In June 2014, the former Strategic Forces Commander Lieutenant General (retd) Balraj Nagal declared in an article that NFU was virtually tantamount to inviting “large scale destruction in own country.”
He urged a doctrine of ambiguity, covering a range of areas from “first use, to launch on warning, launch on launch and NFU.”
However, the government did not feel any compelling need for change. On 24 April 2013, in a lecture to the Subbu Forum (named after K Subrahmanyam) Shyam Saran, chairman of the non-official National Security Advisory Board of the National Security Council, provided a succinct portrait of the Indian deterrent, committed to NFU, which he said was developing a triad “at a measured pace”.
As part of this, India had created a rugged and EMP-proof (electromagnetic pulse) command and control infrastructure that could survive a first strike. As an aside, he noted that the Indian system, too, worked on a two-person rule for access to armaments and delivery systems.
Reiterating the NFU pledge, he said that even with the complexity arising from the Pakistan-China nexus, India would continue to insist on the "central tenet" of its nuclear doctrine – that any nuclear attack, tactical or strategic, will be met with "nuclear retaliation which will be massive... "

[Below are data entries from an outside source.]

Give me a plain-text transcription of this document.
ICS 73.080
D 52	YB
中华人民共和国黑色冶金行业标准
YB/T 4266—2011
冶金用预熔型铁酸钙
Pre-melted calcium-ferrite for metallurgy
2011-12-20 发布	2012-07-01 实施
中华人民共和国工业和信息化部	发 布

BJP’s Shifting Stance on NFU

But this debate had another fallout, the BJP manifesto for the 2014 election contained a pledge to study “in detail” India’s nuclear doctrine and “revise and update it to make it relevant to challenges of current times”.
Some BJP leaders and experts close to the party suggested that a re-look at the NFU may be in order. But PM candidate Modi himself scotched all the speculation, declaring in an interview in April 2014 that "No first use was a great initiative of Atal Bihari Vajpayee – there is no compromise on that. We are very clear. No first use is a reflection of our cultural inheritance."

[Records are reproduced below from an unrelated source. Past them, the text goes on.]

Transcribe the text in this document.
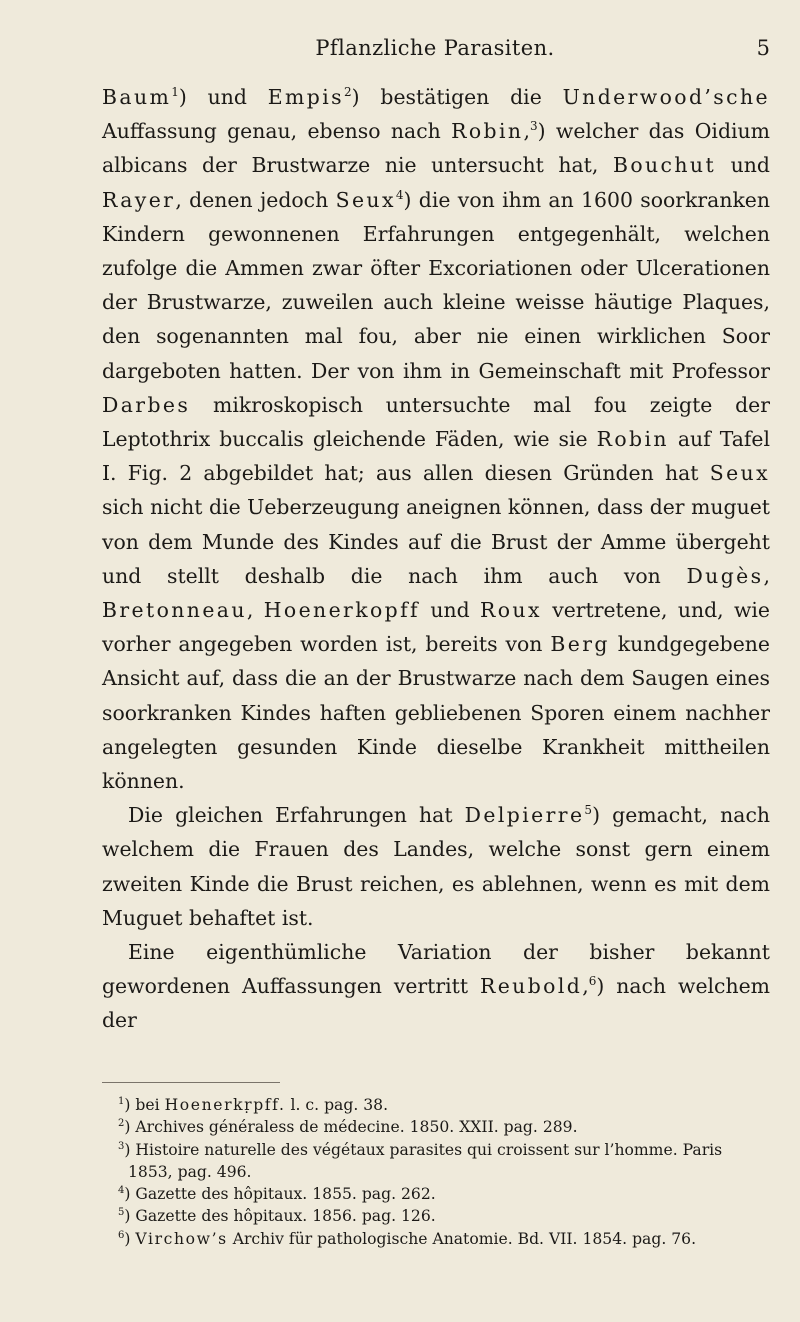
Pflanzliche Parasiten.	5

Baum$^1$) und Empis$^2$) bestätigen die Underwood’sche Auffassung genau, ebenso nach Robin,$^3$) welcher das Oidium albicans der Brustwarze nie untersucht hat, Bouchut und Rayer, denen jedoch Seux$^4$) die von ihm an 1600 soorkranken Kindern gewonnenen Erfahrungen entgegenhält, welchen zufolge die Ammen zwar öfter Excoriationen oder Ulcerationen der Brustwarze, zuweilen auch kleine weisse häutige Plaques, den sogenannten mal fou, aber nie einen wirklichen Soor dargeboten hatten. Der von ihm in Gemeinschaft mit Professor Darbes mikroskopisch untersuchte mal fou zeigte der Leptothrix buccalis gleichende Fäden, wie sie Robin auf Tafel I. Fig. 2 abgebildet hat; aus allen diesen Gründen hat Seux sich nicht die Ueberzeugung aneignen können, dass der muguet von dem Munde des Kindes auf die Brust der Amme übergeht und stellt deshalb die nach ihm auch von Dugès, Bretonneau, Hoenerkopff und Roux vertretene, und, wie vorher angegeben worden ist, bereits von Berg kundgegebene Ansicht auf, dass die an der Brustwarze nach dem Saugen eines soorkranken Kindes haften gebliebenen Sporen einem nachher angelegten gesunden Kinde dieselbe Krankheit mittheilen können.

Die gleichen Erfahrungen hat Delpierre$^5$) gemacht, nach welchem die Frauen des Landes, welche sonst gern einem zweiten Kinde die Brust reichen, es ablehnen, wenn es mit dem Muguet behaftet ist.

Eine eigenthümliche Variation der bisher bekannt gewordenen Auffassungen vertritt Reubold,$^6$) nach welchem der

$^1$) bei Hoenerkṛpff. l. c. pag. 38.

$^2$) Archives généraless de médecine. 1850. XXII. pag. 289.

$^3$) Histoire naturelle des végétaux parasites qui croissent sur l’homme. Paris 1853, pag. 496.

$^4$) Gazette des hôpitaux. 1855. pag. 262.

$^5$) Gazette des hôpitaux. 1856. pag. 126.

$^6$) Virchow’s Archiv für pathologische Anatomie. Bd. VII. 1854. pag. 76.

Little or nothing has happened in the intervening period on the NFU issue. In his 2016 book, ‘Choices’, former NSA Shivshankar Menon said that there was “a potential gray area” where India could breach its NFU pledge.
This was against a country which had a first-use policy and which appeared to be making preparations for a strike. “India’s present public nuclear doctrine is silent on this scenario.” But, he did not say what the classified doctrine had to say.
In July 2018, the then Union Defence Minister Manohar Parrikar had said that India should pledge to use its nuclear weapons “responsibly” and not necessarily give an NFU commitment. He also declared that this was his personal view and did not reflect government policy.
Modi, too, changed his tone earlier this year, especially during the Lok Sabha election campaign. In April, he said that India had called Pakistan’s nuclear bluff in striking at Balakot.
Later, he declared that India’s nuclear weapons were ‘not for Diwali’. India, he said, was not scared of Pakistan’s threat on account of nuclear weapons.
At the bottom of it all is whether our adversaries believe that we will truly adhere to NFU under all circumstances. China, with hugely superior forces, has the luxury of accepting our pledges, but not Pakistan – with all its neuroses relating to India.
And, if one nuclear armed country does not accept the integrity of the pledge, there is need to modify our posture suitably if we want to deter that country from any misadventure.